The Buffalo Soldiers Scenic Route in Sequoia National Park takes you through the edge of one of the largest and most beautiful groves of giant sequoia trees. This stunning section of roadway was built by the Buffalo Soldiers, members of an African-American regiment of the U. S. Army, under the leadership of a remarkable man, Captain Charles Young. This work made the biggest trees on earth accessible to everyone.
For several years before the National Park Service was formed, the military was dispatched to national parks to manage them. In the summer of 1903, Captain (later Colonel) Charles Young and troops of the 9th Cavalry traveled from the Presidio in San Francisco to Sequoia and General Grant national parks. The 9th Cavalry was one of four regiments in which African-Americans served in the U. S. Army.
At the time, Captain Young was one of only four African-American officers, the highest ranking in the U.S. Army. When he graduated from West Point in 1889, he was only the third African-American to do so. This was an amazing accomplishment at the time, due to extreme prejudice toward African-Americans. Young became the first African-American acting superintendent of a national park. Captain Young was an incredible leader. In fact, several Caucasian men from earlier civilian road crews joined the Buffalo Soldiers during a time when it was very rare for Caucasians to work for African-Americans.
Before 1903, the first wagon road had been built leading up to the park, ending at Crystal Cave.
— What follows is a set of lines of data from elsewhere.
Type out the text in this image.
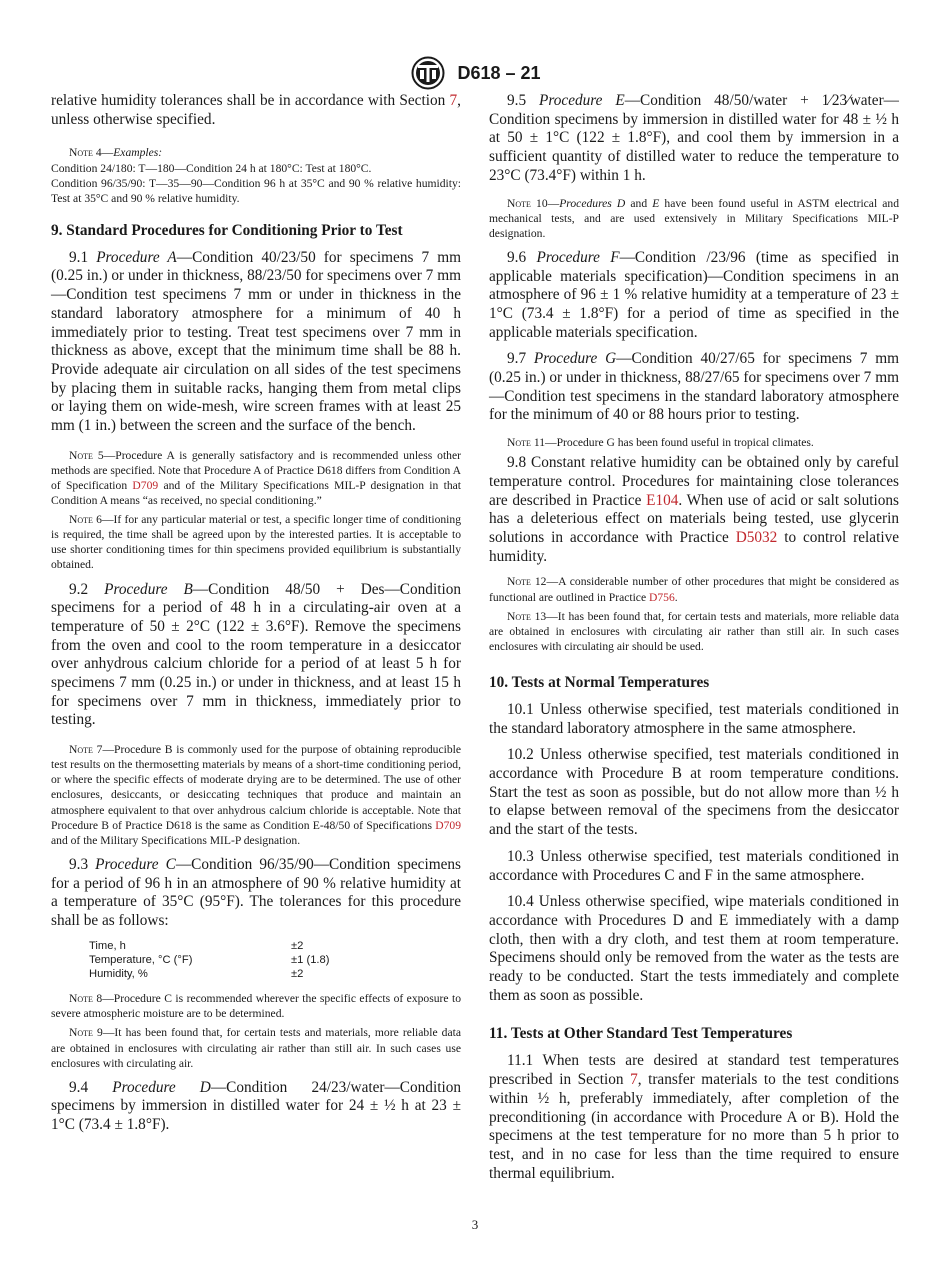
D618 – 21

relative humidity tolerances shall be in accordance with Section 7, unless otherwise specified.

Note 4—Examples:

Condition 24/180: T—180—Condition 24 h at 180°C: Test at 180°C.

Condition 96/35/90: T—35—90—Condition 96 h at 35°C and 90 % relative humidity: Test at 35°C and 90 % relative humidity.

9. Standard Procedures for Conditioning Prior to Test

9.1 Procedure A—Condition 40/23/50 for specimens 7 mm (0.25 in.) or under in thickness, 88/23/50 for specimens over 7 mm—Condition test specimens 7 mm or under in thickness in the standard laboratory atmosphere for a minimum of 40 h immediately prior to testing. Treat test specimens over 7 mm in thickness as above, except that the minimum time shall be 88 h. Provide adequate air circulation on all sides of the test specimens by placing them in suitable racks, hanging them from metal clips or laying them on wide-mesh, wire screen frames with at least 25 mm (1 in.) between the screen and the surface of the bench.

Note 5—Procedure A is generally satisfactory and is recommended unless other methods are specified. Note that Procedure A of Practice D618 differs from Condition A of Specification D709 and of the Military Specifications MIL-P designation in that Condition A means “as received, no special conditioning.”

Note 6—If for any particular material or test, a specific longer time of conditioning is required, the time shall be agreed upon by the interested parties. It is acceptable to use shorter conditioning times for thin specimens provided equilibrium is substantially obtained.

9.2 Procedure B—Condition 48/50 + Des—Condition specimens for a period of 48 h in a circulating-air oven at a temperature of 50 ± 2°C (122 ± 3.6°F). Remove the specimens from the oven and cool to the room temperature in a desiccator over anhydrous calcium chloride for a period of at least 5 h for specimens 7 mm (0.25 in.) or under in thickness, and at least 15 h for specimens over 7 mm in thickness, immediately prior to testing.

Note 7—Procedure B is commonly used for the purpose of obtaining reproducible test results on the thermosetting materials by means of a short-time conditioning period, or where the specific effects of moderate drying are to be determined. The use of other enclosures, desiccants, or desiccating techniques that produce and maintain an atmosphere equivalent to that over anhydrous calcium chloride is acceptable. Note that Procedure B of Practice D618 is the same as Condition E-48/50 of Specifications D709 and of the Military Specifications MIL-P designation.

9.3 Procedure C—Condition 96/35/90—Condition specimens for a period of 96 h in an atmosphere of 90 % relative humidity at a temperature of 35°C (95°F). The tolerances for this procedure shall be as follows:

Time, h	±2
Temperature, °C (°F)	±1 (1.8)
Humidity, %	±2

Note 8—Procedure C is recommended wherever the specific effects of exposure to severe atmospheric moisture are to be determined.

Note 9—It has been found that, for certain tests and materials, more reliable data are obtained in enclosures with circulating air rather than still air. In such cases use enclosures with circulating air.

9.4 Procedure D—Condition 24/23/water—Condition specimens by immersion in distilled water for 24 ± ½ h at 23 ± 1°C (73.4 ± 1.8°F).

9.5 Procedure E—Condition 48/50/water + 1⁄23⁄water—Condition specimens by immersion in distilled water for 48 ± ½ h at 50 ± 1°C (122 ± 1.8°F), and cool them by immersion in a sufficient quantity of distilled water to reduce the temperature to 23°C (73.4°F) within 1 h.

Note 10—Procedures D and E have been found useful in ASTM electrical and mechanical tests, and are used extensively in Military Specifications MIL-P designation.

9.6 Procedure F—Condition /23/96 (time as specified in applicable materials specification)—Condition specimens in an atmosphere of 96 ± 1 % relative humidity at a temperature of 23 ± 1°C (73.4 ± 1.8°F) for a period of time as specified in the applicable materials specification.

9.7 Procedure G—Condition 40/27/65 for specimens 7 mm (0.25 in.) or under in thickness, 88/27/65 for specimens over 7 mm—Condition test specimens in the standard laboratory atmosphere for the minimum of 40 or 88 hours prior to testing.

Note 11—Procedure G has been found useful in tropical climates.

9.8 Constant relative humidity can be obtained only by careful temperature control. Procedures for maintaining close tolerances are described in Practice E104. When use of acid or salt solutions has a deleterious effect on materials being tested, use glycerin solutions in accordance with Practice D5032 to control relative humidity.

Note 12—A considerable number of other procedures that might be considered as functional are outlined in Practice D756.

Note 13—It has been found that, for certain tests and materials, more reliable data are obtained in enclosures with circulating air rather than still air. In such cases enclosures with circulating air should be used.

10. Tests at Normal Temperatures

10.1 Unless otherwise specified, test materials conditioned in the standard laboratory atmosphere in the same atmosphere.

10.2 Unless otherwise specified, test materials conditioned in accordance with Procedure B at room temperature conditions. Start the test as soon as possible, but do not allow more than ½ h to elapse between removal of the specimens from the desiccator and the start of the tests.

10.3 Unless otherwise specified, test materials conditioned in accordance with Procedures C and F in the same atmosphere.

10.4 Unless otherwise specified, wipe materials conditioned in accordance with Procedures D and E immediately with a damp cloth, then with a dry cloth, and test them at room temperature. Specimens should only be removed from the water as the tests are ready to be conducted. Start the tests immediately and complete them as soon as possible.

11. Tests at Other Standard Test Temperatures

11.1 When tests are desired at standard test temperatures prescribed in Section 7, transfer materials to the test conditions within ½ h, preferably immediately, after completion of the preconditioning (in accordance with Procedure A or B). Hold the specimens at the test temperature for no more than 5 h prior to test, and in no case for less than the time required to ensure thermal equilibrium.

3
Captain Young and the Buffalo Soldiers completed the road another 11 miles to both Round Meadow and Moro Rock in the Giant Forest sequoia grove. The crew accomplished more work in the summer of 1903 than had been done in the previous two summers combined. Local dignitaries were very impressed with their work and suggested a giant sequoia tree be named after Captain Young. Young declined, saying he would agree only if, in another 20 years, he was still deemed deserving of the honor. Instead, as suggested by Young and his troops, a giant sequoia was named for Booker T. Washington.
One hundred years later, in the summer of 2003, a giant sequoia in the Giant Forest was officially dedicated as the “Colonel Young Tree.”
Captain Young promoted inspiration and education to help visitors enjoy and appreciate the parks. Even in 1903, Young and the Buffalo Soldiers valued what is today the dual mission of the National Park Service: providing recreation opportunities for visitors, while protecting nature and history for future generations to enjoy.